Number in tax code × 10 = your annual tax-free Personal Allowance
Example: 1257L → 1257 × 10 = £12,570 tax-free allowance
Decoding the letter:
L = standard Personal Allowance
M = Marriage Allowance recipient (+10% of partner's PA)
N = Marriage Allowance transferor (-10% of your PA)
T = HMRC is making other adjustments
BR = all income taxed at 20% (no allowance)
D0 = all income taxed at 40%
D1 = all income taxed at 45%
NT = no tax deducted
0T = no Personal Allowance applied
K = negative allowance (deductions exceed your PA)
Prefixes:
S = Scottish taxpayer (6 tax bands, up to 48%)
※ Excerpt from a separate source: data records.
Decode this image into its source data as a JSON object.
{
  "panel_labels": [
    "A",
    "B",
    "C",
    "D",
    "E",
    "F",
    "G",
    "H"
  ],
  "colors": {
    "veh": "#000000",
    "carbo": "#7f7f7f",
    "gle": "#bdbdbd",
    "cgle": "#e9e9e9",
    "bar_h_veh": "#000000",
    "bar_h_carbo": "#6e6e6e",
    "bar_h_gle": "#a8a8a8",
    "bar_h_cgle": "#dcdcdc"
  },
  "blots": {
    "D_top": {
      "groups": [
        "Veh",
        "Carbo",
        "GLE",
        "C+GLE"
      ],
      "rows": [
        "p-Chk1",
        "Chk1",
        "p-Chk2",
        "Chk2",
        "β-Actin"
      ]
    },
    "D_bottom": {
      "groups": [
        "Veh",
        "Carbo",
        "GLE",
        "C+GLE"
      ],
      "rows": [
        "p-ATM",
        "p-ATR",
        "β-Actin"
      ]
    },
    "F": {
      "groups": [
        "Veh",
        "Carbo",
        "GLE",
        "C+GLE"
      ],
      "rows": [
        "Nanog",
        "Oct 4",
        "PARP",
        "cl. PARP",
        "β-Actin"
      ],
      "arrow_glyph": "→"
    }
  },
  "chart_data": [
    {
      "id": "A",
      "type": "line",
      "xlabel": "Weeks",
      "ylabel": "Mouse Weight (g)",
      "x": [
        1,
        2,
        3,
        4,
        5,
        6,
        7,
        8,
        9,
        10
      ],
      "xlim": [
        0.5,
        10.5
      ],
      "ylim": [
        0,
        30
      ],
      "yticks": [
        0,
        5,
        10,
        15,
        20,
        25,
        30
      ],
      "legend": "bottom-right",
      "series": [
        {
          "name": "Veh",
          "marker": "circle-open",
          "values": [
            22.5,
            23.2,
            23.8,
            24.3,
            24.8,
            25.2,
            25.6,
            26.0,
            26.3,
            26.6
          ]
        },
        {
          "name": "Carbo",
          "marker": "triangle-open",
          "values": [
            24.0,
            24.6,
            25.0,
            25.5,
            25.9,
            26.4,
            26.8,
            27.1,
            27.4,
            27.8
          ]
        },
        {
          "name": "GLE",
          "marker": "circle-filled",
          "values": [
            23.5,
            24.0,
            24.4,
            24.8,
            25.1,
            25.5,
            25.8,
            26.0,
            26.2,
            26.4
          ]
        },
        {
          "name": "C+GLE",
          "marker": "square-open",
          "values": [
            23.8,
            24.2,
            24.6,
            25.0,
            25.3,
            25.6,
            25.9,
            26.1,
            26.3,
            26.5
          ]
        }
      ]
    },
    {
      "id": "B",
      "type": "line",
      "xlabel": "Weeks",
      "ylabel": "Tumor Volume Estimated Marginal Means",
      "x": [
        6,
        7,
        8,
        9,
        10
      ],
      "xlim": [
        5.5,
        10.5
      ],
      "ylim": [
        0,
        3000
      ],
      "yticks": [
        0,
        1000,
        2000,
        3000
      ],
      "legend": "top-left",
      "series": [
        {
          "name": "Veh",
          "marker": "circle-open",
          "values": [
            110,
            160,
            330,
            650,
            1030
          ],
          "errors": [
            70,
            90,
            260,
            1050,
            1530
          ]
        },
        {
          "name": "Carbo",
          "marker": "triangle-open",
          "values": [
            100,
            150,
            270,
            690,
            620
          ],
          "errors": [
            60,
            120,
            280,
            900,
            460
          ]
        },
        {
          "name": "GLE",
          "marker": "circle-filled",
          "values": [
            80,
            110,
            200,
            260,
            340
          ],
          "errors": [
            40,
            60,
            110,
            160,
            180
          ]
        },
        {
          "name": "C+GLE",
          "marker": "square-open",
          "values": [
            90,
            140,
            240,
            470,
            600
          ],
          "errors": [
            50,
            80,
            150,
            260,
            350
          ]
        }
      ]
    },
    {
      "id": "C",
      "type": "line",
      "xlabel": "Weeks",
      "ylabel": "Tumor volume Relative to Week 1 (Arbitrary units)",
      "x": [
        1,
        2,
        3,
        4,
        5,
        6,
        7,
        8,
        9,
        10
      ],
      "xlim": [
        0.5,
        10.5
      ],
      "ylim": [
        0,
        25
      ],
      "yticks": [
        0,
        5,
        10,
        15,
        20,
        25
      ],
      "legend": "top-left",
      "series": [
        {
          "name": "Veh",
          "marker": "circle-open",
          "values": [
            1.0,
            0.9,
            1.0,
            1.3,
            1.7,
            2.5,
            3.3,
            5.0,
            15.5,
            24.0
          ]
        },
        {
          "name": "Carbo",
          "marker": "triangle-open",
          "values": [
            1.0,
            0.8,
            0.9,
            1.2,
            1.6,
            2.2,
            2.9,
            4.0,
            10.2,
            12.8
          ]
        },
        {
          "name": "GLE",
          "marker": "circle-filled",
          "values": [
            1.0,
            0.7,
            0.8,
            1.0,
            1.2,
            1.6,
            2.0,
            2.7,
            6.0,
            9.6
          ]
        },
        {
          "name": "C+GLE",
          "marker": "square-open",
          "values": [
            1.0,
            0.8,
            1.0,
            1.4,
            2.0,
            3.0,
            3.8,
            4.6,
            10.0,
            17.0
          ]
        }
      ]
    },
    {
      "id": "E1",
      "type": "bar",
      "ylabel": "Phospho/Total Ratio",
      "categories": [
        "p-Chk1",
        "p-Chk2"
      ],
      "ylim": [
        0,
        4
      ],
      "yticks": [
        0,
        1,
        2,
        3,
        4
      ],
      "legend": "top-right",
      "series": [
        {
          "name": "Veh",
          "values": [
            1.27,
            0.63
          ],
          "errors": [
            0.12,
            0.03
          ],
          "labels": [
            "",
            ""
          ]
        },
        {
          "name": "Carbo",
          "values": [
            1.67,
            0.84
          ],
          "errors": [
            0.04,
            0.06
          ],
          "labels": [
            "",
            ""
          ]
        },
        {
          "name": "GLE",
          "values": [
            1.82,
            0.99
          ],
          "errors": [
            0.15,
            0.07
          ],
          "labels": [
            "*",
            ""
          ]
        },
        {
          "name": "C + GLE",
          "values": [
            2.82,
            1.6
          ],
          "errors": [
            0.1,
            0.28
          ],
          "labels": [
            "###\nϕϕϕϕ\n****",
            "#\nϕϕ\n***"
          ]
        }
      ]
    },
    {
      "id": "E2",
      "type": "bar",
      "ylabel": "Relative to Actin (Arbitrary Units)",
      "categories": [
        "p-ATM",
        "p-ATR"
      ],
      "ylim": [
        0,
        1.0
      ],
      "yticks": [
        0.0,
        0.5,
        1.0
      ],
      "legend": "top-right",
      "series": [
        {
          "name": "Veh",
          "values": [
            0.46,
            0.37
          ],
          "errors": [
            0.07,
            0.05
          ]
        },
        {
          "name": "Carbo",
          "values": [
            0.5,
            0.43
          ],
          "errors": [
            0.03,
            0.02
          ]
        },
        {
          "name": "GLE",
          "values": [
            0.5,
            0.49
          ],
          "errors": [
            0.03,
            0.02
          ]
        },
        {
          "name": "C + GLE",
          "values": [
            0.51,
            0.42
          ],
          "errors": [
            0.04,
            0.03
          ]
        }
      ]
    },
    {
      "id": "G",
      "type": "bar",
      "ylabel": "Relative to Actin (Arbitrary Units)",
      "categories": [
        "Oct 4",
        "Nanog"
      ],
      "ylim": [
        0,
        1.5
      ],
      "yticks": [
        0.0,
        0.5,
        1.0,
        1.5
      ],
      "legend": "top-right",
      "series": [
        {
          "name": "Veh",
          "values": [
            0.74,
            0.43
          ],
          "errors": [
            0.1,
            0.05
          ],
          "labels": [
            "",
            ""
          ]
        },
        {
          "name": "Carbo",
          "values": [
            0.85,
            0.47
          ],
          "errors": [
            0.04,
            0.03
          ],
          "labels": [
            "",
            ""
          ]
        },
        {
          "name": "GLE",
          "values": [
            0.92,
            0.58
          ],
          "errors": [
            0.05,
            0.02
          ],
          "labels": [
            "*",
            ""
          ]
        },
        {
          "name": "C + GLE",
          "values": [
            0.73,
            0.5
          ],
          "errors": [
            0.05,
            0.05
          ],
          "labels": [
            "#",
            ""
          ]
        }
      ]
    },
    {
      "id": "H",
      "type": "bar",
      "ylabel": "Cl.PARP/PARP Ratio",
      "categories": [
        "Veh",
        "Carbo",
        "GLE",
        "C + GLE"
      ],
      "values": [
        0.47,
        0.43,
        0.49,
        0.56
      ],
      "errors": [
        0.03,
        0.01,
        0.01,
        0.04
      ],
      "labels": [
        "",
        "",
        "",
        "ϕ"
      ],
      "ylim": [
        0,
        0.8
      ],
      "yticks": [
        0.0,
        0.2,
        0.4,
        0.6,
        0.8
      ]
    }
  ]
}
C = Welsh taxpayer (same rates as England for 2025/26)
Suffixes:
W1 / M1 / X = emergency (non-cumulative) basis
The standard code for 2025/26 is 1257L, giving everyone the £12,570 Personal Allowance. If you earn over £100,000, your allowance is reduced by £1 for every £2 above £100,000 and reaches £0 at £125,140.
Example
Sarah — Marketing Manager, 34, Bristol
Sarah earns £42,000 and has just started a new job. Her payslip shows tax code 1257L M1 (emergency). She wants to know what this means and how much extra tax she might be paying.
Decode tab
Sarah's code gives her the correct £12,570 allowance, but the M1 suffix means each month is calculated independently. She should provide her P45 to her new employer so HMRC can issue a cumulative code.
Impact on Pay tab
With the correct cumulative 1257L code, Sarah pays £5,886 in income tax per year (£491/month). The emergency M1 code gives the same monthly amount but cannot make mid-year adjustments, so she should get it corrected promptly.